AHPRA (finally) rolls out vexatious complaint triage

4 minute read


Frustration with the regulator has been building as more GPs report being the subject of a baseless notification.


AHPRA’s grand plan to speed up notification turnaround is finally under way, with the national committee triage all set up and running.

The initiative, which will see low-level and vexatious notifications triaged, fast-tracked and swiftly moved out of the system, was announced by Medical Board of Australia chair Dr Anne Tonkin at the AMA conference in July last year.

While it has technically been running since that time, it was too late in the year to make it into AHPRA’s Annual Report, and no updates have been released.

“This committee initially focused on quickly managing low-level [covid-19] complaints to conclusion,” an AHPRA spokesman told The Medical Republic.

“It now continues to deal quickly with [all] lower-level and vexatious complaints.”

RACGP president Dr Nicole Higgins, who spoke with Dr Tonkin earlier this week, told TMR that the new process was creating significant improvements.

AHPRA itself has long maintained that vexatious complaints – which it defines as a notification without substance made with an intent to cause distress, detriment or harassment to the subject – account for just 1% of all notifications.

It acknowledges that it’s often difficult to discern the motivation of the notifier, and many complaints which warrant no further action are instead classed as inadequate, incomplete, misconceived or trivial notifications.

Given that 58.2% of notifications are closed with no further action, the stricter definition used by AHPRA perhaps accounts for the dissonance between the regulator’s figures and those reported by doctors.

Part of the college’s ongoing work with the Medical Board will include trying to reconcile those different definitions.

“The RACGP has called on AHPRA to make sure that we have a better definition of what a vexatious and what a frivolous complaint is,” Dr Higgins said.

“A vexatious complaint is one that has no substance and it’s made with the intent of doing harm, whereas a frivolous complaint – which are [behind] a lot of the rise in complaints – are those where someone hasn’t gotten what they’ve wanted or they’ve been told to comply with a particular action.”

The main goal of the triage system is to get low-level complaints out of the system in a matter of weeks, rather than months.

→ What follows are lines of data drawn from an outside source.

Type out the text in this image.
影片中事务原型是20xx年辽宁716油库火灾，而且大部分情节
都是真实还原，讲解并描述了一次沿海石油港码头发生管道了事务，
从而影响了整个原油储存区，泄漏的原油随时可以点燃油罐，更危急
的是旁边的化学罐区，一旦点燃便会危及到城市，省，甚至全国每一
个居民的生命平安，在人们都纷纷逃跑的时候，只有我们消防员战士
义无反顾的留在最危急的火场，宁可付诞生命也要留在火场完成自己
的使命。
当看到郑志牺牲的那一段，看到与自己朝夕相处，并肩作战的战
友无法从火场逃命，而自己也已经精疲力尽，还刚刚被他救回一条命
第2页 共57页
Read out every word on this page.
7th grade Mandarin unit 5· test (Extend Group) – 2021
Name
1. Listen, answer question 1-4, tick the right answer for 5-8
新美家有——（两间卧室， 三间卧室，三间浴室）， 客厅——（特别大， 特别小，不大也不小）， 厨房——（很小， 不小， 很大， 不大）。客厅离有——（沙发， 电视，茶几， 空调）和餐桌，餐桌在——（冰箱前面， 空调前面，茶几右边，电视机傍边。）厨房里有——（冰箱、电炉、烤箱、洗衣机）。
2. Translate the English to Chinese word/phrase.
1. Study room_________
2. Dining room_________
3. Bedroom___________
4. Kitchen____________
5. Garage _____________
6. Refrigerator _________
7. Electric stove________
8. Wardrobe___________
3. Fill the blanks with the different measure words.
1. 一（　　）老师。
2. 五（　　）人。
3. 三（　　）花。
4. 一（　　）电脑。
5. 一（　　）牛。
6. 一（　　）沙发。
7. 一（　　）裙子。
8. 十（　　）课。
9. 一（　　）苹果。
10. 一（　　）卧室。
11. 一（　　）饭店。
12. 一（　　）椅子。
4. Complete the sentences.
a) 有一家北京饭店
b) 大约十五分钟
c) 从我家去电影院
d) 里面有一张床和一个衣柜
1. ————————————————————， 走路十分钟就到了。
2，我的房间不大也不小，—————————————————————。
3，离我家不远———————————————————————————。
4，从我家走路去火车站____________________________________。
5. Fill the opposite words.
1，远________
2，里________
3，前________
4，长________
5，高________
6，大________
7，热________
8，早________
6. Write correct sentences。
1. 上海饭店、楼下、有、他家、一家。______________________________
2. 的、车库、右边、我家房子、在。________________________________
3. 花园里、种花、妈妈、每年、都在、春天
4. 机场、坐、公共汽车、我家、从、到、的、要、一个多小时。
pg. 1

“When you’re actually unclear about the nature of the complaint or the time it’s going to take, it really impacts [your] mental health and motivation to continue seeing your existing patients,” said Dr Higgins.

Three years ago, Dr Tonkin told TMR that complaints had been rising thanks to a growing culture of complaint in which people expected “perfection at all times”, and to AHPRA itself taking down the barriers to making a complaint: “And we’ve inadvertently made a rod for our own backs by making it very easy to submit a notification. It’s an online or telephone process and it can be done very easily. I think in the old days when a letter was required, perhaps people would get to the stage of writing the letter and then feel better having written it and not send it.”

Meanwhile, Australian Health Practitioners Advisory Solutions (AHPAS) board chair Associate Professor Gino Pecoraro has warned that AHPRA’s new power to release public statements about clinicians under investigation will create a “climate of fear”.

“We know that, in a significant percentage of cases, after the person or the case has been investigated [there is] no finding of wrongdoing,” he told The Medical Republic.

“If [AHPRA] releases the name beforehand, they can do irreparable damage to that person – not only to their career, but also to their health.

“Because there have been cases of people that have suicided after or during [an AHPRA] investigation.”

Founded in Queensland, AHPAS is an advocacy and advisory service designed to assist healthcare workers going through regulatory processes like AHPRA or Professional Services Review notifications.

Professor Pecoraro, a gynaecologist and obstetrician in Brisbane, said AHPAS would like to see a less combative, less punitive regulator.

“Why not make it a part of the legislation that it’s mandated that people being involved in [regulatory action] have to make contact with a mental health care provider to make sure that their mental health has been looked after,” he said.

“There are so many other things they can legislate for, I really can’t see why that can’t be part of the process.”

Drs4Drs offers a free, confidential mental health support service for doctors over the phone at 1300 Dr4Drs (1300 374 377).